Ourselves and Reality Television

Let’s face it, even if we don’t watch reality television, it’s increasingly difficult to ignore. One of my ex-colleagues called to rant about his wife. He can hardly enjoy a good dinner with her. She’s hooked on reality television shows; so are his two young adult children. Yes, television reality programs enrapt us, while show hosts transform our gardens, our houses, bodies and faces right in front of us. The more extreme the makeover, the more we like it, the more we enjoy the show. We watch intently, while we think about ourselves. If only our dull lives are different, if only our modest apartments become our dream home, if only we can cook exotic food. Our ‘ifs’ overflow. Would our self-esteem be high? Would society be more accepting? Would we love ourselves more?

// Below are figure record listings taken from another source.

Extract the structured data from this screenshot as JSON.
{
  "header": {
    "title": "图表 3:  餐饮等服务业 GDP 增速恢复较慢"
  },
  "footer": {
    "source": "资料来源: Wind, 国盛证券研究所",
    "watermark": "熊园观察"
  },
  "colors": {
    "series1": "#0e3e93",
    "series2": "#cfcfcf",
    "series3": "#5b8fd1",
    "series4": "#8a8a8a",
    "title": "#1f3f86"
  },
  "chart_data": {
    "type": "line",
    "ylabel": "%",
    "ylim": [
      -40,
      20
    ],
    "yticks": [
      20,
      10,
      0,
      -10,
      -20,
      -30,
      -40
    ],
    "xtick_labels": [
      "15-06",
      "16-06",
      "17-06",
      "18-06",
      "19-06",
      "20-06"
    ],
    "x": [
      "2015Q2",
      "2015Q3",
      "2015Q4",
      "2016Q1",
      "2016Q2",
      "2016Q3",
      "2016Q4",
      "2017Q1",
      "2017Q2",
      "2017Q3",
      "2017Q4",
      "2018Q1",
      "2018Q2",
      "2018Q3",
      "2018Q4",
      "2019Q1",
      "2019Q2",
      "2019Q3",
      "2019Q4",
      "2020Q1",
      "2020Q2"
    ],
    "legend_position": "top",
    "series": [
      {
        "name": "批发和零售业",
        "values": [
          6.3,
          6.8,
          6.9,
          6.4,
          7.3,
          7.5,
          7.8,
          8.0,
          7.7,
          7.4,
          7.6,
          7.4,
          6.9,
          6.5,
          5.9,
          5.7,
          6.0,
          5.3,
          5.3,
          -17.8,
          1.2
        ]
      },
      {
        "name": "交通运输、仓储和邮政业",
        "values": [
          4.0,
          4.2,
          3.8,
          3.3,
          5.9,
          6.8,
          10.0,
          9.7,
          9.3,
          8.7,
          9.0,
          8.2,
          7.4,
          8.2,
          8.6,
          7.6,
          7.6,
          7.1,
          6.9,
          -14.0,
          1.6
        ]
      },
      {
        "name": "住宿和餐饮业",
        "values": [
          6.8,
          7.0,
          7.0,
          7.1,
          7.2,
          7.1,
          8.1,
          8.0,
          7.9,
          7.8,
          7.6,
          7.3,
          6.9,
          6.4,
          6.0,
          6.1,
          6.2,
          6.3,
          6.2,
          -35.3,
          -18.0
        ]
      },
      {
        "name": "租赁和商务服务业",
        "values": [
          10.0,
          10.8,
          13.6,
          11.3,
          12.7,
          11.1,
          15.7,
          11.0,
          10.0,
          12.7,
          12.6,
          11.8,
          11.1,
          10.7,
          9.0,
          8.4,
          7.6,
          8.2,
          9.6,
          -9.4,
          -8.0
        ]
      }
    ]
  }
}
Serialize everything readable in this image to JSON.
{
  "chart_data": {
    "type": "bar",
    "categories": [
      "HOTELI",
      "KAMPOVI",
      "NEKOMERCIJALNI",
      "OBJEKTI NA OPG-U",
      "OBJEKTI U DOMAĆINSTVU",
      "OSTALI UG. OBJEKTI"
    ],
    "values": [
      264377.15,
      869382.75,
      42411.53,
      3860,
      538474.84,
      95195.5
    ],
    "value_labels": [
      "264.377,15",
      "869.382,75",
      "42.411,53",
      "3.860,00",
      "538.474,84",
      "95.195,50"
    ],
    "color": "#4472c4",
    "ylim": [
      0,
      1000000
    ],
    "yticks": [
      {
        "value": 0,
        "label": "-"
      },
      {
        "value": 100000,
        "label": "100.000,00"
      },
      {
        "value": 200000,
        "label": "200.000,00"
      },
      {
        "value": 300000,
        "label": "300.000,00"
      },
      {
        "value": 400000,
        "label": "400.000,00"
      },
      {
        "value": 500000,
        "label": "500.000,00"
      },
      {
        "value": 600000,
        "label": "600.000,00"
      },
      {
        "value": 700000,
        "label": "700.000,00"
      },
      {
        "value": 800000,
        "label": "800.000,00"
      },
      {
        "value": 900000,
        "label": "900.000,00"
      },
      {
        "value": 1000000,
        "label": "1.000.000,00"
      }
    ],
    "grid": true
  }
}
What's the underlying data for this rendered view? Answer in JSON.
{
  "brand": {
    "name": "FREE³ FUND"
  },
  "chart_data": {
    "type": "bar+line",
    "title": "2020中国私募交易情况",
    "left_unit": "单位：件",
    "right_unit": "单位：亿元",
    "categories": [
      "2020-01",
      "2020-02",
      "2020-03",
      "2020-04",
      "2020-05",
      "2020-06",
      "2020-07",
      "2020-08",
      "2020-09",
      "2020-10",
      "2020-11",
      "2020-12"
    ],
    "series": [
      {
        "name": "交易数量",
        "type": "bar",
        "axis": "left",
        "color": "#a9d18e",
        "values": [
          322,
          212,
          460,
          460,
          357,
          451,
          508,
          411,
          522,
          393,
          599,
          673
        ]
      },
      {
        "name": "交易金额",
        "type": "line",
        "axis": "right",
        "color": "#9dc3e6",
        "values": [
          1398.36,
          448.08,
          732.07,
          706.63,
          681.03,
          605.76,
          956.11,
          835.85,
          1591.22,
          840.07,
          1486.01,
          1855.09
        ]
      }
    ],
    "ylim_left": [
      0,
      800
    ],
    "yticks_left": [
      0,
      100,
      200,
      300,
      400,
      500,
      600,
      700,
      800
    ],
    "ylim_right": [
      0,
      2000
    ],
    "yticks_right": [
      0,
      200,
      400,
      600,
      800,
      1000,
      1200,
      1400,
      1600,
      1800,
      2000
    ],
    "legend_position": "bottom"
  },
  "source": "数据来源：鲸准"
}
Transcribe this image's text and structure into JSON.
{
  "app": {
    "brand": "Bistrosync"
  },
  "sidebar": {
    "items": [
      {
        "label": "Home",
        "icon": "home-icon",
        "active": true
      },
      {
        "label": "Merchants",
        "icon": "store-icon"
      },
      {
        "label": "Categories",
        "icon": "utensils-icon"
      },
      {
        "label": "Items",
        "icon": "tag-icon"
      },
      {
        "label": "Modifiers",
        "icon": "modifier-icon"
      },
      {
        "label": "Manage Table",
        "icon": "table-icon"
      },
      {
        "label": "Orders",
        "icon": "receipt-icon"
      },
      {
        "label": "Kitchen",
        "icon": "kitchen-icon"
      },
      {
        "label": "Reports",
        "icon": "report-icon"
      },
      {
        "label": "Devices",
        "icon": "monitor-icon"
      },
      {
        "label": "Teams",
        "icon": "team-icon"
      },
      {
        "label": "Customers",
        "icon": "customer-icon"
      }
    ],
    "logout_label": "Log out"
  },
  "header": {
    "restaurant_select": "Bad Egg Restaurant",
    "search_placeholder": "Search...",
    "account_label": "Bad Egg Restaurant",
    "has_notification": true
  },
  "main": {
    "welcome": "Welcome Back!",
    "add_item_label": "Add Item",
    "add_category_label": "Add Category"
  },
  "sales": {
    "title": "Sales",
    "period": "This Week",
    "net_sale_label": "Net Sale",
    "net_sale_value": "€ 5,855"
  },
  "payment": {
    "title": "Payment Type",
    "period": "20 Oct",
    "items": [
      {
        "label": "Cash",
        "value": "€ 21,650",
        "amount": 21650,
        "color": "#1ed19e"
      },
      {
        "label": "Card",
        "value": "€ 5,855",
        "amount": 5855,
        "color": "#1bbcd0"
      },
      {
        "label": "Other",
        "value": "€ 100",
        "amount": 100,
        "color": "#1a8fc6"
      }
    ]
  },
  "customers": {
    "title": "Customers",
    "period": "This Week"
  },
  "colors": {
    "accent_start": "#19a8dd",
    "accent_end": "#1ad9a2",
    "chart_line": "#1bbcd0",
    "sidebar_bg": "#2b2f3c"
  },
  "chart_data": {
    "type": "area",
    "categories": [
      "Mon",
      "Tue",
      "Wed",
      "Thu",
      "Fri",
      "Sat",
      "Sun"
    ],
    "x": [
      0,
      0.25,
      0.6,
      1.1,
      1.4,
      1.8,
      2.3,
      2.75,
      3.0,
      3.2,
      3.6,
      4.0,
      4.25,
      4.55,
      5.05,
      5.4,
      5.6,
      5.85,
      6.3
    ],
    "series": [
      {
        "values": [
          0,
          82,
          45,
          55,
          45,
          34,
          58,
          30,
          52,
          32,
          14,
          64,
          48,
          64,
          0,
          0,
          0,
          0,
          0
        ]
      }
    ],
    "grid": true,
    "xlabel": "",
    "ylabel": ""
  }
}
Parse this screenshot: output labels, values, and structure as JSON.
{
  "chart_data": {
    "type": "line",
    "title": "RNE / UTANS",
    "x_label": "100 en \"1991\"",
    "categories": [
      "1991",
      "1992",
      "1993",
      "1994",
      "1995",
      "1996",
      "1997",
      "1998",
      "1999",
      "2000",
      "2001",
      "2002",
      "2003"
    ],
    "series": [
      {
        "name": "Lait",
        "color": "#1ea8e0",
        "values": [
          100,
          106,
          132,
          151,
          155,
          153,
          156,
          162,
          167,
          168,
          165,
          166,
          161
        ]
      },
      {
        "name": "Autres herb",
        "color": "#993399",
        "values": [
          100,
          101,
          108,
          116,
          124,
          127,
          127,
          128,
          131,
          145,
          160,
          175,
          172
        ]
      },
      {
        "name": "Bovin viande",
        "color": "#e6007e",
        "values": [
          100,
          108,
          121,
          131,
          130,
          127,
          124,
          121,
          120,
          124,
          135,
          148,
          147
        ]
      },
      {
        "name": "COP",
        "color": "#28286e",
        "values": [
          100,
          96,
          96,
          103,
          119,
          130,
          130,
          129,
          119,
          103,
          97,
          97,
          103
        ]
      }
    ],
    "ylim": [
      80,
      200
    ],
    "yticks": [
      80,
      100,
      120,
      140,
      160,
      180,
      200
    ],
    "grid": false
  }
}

What is reality television? It is a genre of television programming in which events or destiny of ‘real life’ people are followed. There are three main types of reality television program. In the first, the viewer and the camera are passive observers following people going about their daily activities. In the second type, hidden cameras are rolling when random passers-by encounter a staged situation. The reactions of the passers-by can be funny or at times bizarre to watch, but also revealing truths about the human condition. The third type is called the ‘reality game shows,’ where the participants are filmed intensively in an enclosed environment while competing to win a prize. But what makes these more like ‘reality television’ than other game shows is that the viewing public usually plays an active role in deciding the outcome through a vote.

For all the hype of reality homeland project free tv, the basic premise of these programs isn’t new at all. These are tales as old as humankind and not a new phenomenon at all. Once upon a time it was the fairy godmother with magical powers who caused the miracle to happen, revealing the servant girl as the princess she always was or the kind princess who kissed the warty toad to free a real prince. Today, the reality television host or the program plays this same role, exercising the magical powers that only the show sponsors can provide.

What drives reality television? Human attributes, including fear, anxiety and desire. In terms of the ‘real people’ involved, two factors immediately come to mind: money and fame. The money part is obvious motivation. As to the fame part, the shows have made instant celebrities of ordinary people.

In the world of reality television, we are given no room to doubt that the dramatic transformations we are witnessing could not have been achieved without the intercession of the host and program team. Let’s also bear in mind that producers can control the format of the show, as well as manipulate the outcome. Tears of joy and gratitude flow readily. But what happens next?

In fairy tales, this is the point at which some version of ‘happily ever after’ ends the story poignantly and saves us from considering any murky emotional and psychological complexity. Beauty, goodness and happiness are consistently blended. How about reality television? Well, it stays faithful to the format. The issue then is not with reality television itself, but whether reality television is real enough. Away from the TV screen, appearances aren’t everything, and outer changes don’t necessarily replace inner truths.